Kinda funny. When I was looking for my current job I had an early (2019 or so) AI based system to manage my job hunt and I was struggling with "ghost jobs" and obvious fraudulent listings in New York's job bank. (e.g. they say it is a Java job in Syracuse and it is really a Cold Fusion job in Atlanta)

If my job search had gone on any longer I would have given myself (and my bot) a job to search and destroy those listings.

great news if this moves forward. while we at it lets ban ghosting applicants and make companies give a direct rejection email with a reason, it can be as simple as "not qualified" or "we found a better candidate, try again next time". waiting for answers that never come is always the worst part.

The policies around blanket ambiguity for rejections is to avoid any kind of messaging that could lead to potential legal retaliation. Frustrating, absolutely, but most employers just aren't willing to flirt with the risk.

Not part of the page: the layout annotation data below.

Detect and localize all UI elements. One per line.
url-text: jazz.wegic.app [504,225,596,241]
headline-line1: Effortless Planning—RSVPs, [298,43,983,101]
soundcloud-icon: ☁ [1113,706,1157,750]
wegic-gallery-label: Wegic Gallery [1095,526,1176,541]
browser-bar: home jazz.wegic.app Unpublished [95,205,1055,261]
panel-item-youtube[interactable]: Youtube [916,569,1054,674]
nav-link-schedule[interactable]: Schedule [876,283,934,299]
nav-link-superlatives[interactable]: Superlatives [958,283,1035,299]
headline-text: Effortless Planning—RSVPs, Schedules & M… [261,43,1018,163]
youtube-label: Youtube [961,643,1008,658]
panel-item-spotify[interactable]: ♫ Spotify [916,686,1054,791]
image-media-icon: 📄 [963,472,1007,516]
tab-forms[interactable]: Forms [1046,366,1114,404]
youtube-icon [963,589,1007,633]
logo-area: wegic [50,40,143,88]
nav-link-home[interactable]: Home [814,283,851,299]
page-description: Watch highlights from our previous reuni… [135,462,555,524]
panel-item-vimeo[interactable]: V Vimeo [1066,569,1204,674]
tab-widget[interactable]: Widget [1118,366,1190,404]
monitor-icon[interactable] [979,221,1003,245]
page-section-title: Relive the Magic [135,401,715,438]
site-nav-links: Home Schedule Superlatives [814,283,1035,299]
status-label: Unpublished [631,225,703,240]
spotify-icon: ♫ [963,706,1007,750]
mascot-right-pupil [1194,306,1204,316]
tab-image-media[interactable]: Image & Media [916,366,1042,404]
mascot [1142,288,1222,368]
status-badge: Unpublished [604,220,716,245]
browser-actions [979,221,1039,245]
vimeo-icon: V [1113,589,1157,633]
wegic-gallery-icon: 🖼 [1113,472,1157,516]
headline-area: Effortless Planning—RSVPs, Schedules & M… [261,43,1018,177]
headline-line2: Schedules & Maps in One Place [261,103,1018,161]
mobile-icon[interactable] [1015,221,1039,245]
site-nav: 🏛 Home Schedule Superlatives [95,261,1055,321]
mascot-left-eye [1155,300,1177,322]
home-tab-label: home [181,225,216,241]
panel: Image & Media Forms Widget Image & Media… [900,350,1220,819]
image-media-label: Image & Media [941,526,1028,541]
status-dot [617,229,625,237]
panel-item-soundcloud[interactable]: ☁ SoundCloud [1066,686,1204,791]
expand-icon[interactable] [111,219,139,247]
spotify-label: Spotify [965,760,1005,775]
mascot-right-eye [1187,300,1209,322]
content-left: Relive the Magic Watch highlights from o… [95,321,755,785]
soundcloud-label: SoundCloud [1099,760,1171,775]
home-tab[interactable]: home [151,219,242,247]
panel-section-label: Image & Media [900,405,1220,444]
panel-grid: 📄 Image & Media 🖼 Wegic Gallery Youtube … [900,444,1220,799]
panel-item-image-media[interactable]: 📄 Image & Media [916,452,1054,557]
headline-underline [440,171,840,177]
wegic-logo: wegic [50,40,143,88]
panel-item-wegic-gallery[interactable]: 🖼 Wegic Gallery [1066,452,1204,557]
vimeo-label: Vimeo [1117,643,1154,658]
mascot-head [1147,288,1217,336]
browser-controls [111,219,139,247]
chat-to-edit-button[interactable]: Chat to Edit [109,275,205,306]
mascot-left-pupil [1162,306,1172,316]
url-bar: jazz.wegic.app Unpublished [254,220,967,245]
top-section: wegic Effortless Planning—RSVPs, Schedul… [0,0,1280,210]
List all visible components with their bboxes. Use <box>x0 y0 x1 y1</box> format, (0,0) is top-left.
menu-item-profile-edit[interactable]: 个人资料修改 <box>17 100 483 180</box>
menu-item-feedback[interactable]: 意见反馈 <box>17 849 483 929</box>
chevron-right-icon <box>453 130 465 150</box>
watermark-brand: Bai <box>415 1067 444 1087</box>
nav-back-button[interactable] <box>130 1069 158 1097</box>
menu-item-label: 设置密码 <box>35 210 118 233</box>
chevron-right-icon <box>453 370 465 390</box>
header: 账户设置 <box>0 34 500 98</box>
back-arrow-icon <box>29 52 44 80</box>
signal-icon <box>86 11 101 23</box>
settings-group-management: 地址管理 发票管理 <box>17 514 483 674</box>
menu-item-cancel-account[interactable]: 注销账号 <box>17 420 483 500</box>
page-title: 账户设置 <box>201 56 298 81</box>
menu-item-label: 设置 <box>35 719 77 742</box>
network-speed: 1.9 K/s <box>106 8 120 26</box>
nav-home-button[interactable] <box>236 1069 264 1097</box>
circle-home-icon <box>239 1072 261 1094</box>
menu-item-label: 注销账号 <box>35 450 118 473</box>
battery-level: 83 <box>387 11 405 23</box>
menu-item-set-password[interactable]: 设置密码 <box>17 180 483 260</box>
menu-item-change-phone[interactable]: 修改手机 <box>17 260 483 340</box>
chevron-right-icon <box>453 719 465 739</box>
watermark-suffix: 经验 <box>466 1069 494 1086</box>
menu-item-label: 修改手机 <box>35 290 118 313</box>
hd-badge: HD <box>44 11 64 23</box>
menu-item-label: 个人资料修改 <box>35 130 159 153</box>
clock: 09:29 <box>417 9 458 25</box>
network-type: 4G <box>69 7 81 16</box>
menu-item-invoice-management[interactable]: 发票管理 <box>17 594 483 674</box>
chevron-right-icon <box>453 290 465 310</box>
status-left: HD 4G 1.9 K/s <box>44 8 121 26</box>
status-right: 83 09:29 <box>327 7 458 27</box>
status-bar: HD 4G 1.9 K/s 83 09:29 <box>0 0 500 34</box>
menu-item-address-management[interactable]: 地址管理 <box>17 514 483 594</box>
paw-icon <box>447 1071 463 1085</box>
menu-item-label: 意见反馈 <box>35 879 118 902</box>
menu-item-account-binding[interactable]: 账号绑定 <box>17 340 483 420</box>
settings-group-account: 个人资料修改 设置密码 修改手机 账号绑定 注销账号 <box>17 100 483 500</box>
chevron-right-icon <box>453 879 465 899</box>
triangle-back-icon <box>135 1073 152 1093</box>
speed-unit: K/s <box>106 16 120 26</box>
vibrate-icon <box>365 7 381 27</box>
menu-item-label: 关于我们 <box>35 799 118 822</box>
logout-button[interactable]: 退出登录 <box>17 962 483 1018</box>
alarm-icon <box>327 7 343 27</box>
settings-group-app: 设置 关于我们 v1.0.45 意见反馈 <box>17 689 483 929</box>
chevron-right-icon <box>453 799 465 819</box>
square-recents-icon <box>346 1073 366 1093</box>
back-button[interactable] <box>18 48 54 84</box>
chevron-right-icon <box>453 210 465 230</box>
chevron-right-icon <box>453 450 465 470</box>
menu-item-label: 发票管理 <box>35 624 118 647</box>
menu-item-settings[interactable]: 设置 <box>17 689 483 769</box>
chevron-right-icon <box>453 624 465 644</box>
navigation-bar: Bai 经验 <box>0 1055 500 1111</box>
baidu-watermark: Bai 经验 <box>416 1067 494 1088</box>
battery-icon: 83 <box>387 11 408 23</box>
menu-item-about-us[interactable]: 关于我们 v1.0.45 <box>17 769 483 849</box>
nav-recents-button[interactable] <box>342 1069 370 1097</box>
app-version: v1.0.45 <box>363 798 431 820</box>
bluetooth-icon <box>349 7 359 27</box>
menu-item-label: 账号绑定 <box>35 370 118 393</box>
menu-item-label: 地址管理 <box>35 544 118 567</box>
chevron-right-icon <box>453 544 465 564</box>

Also a lot of companies don't want to close off the option. It is amazing how you occasionally hear back long afterwards after they fail to hire the applicants that they wanted more than you.

> or they might be legally obligated to post a job publicly, even if they’ve already identified the person they want to hire

Famous/obvious bug in the H1B process, but not sure how this legislation would address it. If they're legally obligated to post the role, won't they just say "we'll fill this job <whenever the H1B process says we can take this down>"?

NY State Senate Bill S8877: https://www.nysenate.gov/legislation/bills/2025/S8877

Related:

https://www.hrdive.com/news/new-york-passed-bill-aimed-at-ha...

https://www.congress.gov/crs-product/IF12977

Seems like it could be easily circumvented by just continually pushing the “fill by” date back on a posting

I don't know that it counts as a circumvention, having a visible signal of that date continually being pushed back will be very useful.

Have to start somewhere. Update the law as bad actors operate. Observe, iterate, etc. Failure is not trying, or when you stop attempting to improve. Trying is table stakes.

"Show me the incentive and I'll show you the outcome." We are aligning incentives, with policy, to encourage desired outcomes.

You're presuming that this is something employers want to circumvent. As the article discusses, many of these postings are likely legitimate jobs which the employer does intend to fill, and they just don't do the work (which has minimal value to them) of ensuring that all the postings get taken down once they've filled it.